National Healthcare Decisions Day

National Healthcare Decisions Day is April 16, and serves as an opportunity for conversations around wishes for end-of-life care between you and your loved ones. Too often we let those wishes go unspoken until a medical emergency arises – but a crisis is not the time to have difficult, complicated discussions. Emotions run high and it’s hard to think clearly, or you may be incapable of communicating for any number of reasons. It’s important that your medical team, family and friends know your preferences and choices ahead of time. We’re here with some resources to help you plan and put your mind at ease.

As you begin this process, the two most important documents are the Advance Directive and POLST.

Advance Directive

This document provides the detailed legal instructions for your medical team, family and friends about what is important to you in the event you become incapacitated. With the help of a lawyer, this document also allows you to legally name someone to make health decisions on your behalf in the event of incapacity. During a medical emergency, you may not be able to communicate, so this document gives that person medical direction to make informed decisions on your behalf. It also directs the medical staff about with whom they can communicate about your care and from whom they can take advice.

POLST

A POLST is a portable medical order. In Oregon, there is a state POLST form you can fill out with a health care provider that essentially turns your medical wishes into documents that can travel with you across care facilities, helping providers better understand and honor your wishes.
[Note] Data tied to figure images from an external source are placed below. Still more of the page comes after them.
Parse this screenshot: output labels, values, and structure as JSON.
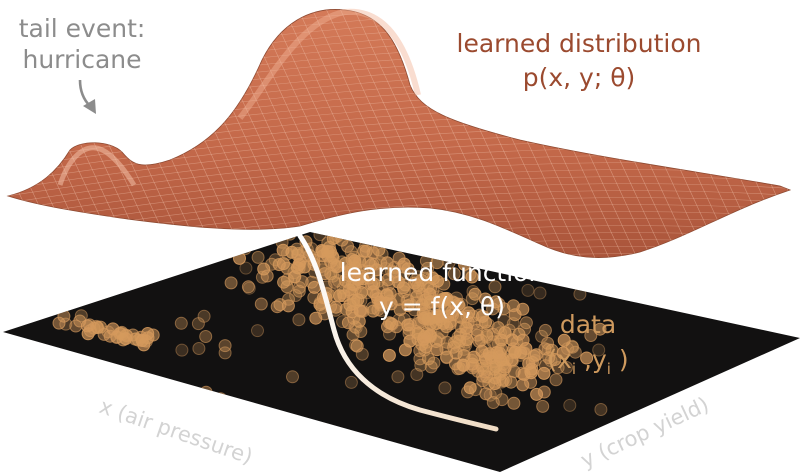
{
  "labels": {
    "tail_event_line1": "tail event:",
    "tail_event_line2": "hurricane",
    "distribution_line1": "learned distribution",
    "distribution_line2": "p(x, y; θ)",
    "function_line1": "learned function",
    "function_line2": "y = f(x, θ)",
    "data_line1": "data",
    "data_x": "(x",
    "data_i1": "i",
    "data_comma": " ,y",
    "data_i2": "i",
    "data_close": " )",
    "x_axis": "x (air pressure)",
    "y_axis": "y (crop yield)"
  },
  "colors": {
    "surface": "#c4694a",
    "surface_light": "#e9a283",
    "surface_mesh": "#f2c4ad",
    "surface_label": "#9b4a2f",
    "floor": "#121111",
    "points": "#d59a5d",
    "curve": "#f4e7d5",
    "annotation": "#8c8c8c",
    "data_label": "#cf9a5e",
    "axis_label": "#d3d3d3"
  }
}
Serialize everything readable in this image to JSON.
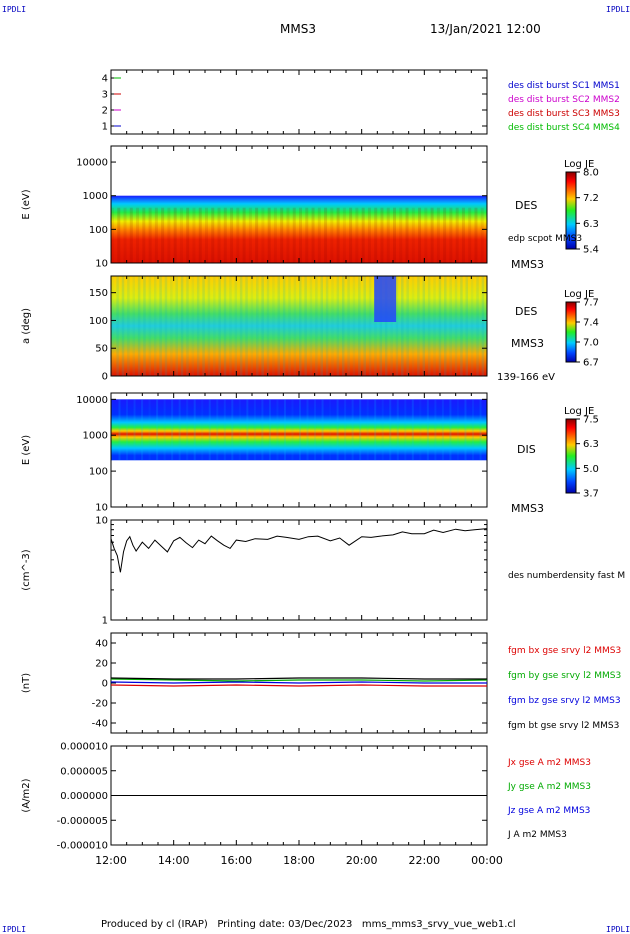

These are documented in your medical records, but also serve as an on-the-go document available in case of emergency.

In the absence of the direction these documents give, health care providers will automatically perform treatment focused on saving your life. This is called the standard of care - but depending on where you are in your life and what your beliefs may be, this standard may or may not suit your interests. That’s why it’s so crucial to consider your wishes now.

Wonderful resources for advance planning can also be found at The Conversation Project, which offers guides to starting the conversation with your family, to talking with your health care team, and to figuring out what matters most to you about your care.  If you were diagnosed with a serious illness, how much information would you want from your care team? Where do you prefer to be toward the end of your life? These are questions The Conversation Project’s guides can help you work through.

Five Wishes, a program recently adopted by Cascade Health as a community resource, offers a simple, easy-to-fill-out advance directive that is valid under the laws of most states, including Oregon. In just a few pages, it gathers information on five major decisions or wishes:

  • The person you want to make health care decisions for you when you can’t make them for yourself;

  • The kind of medical treatment you want or don’t want;

  • How you want to be kept comfortable;

  • How you want people to treat you; and

  • What you want your loved ones to know.

Talking about illness and end-of-life care can be tough, but doing it now gives you a say in your healthcare, both now and later.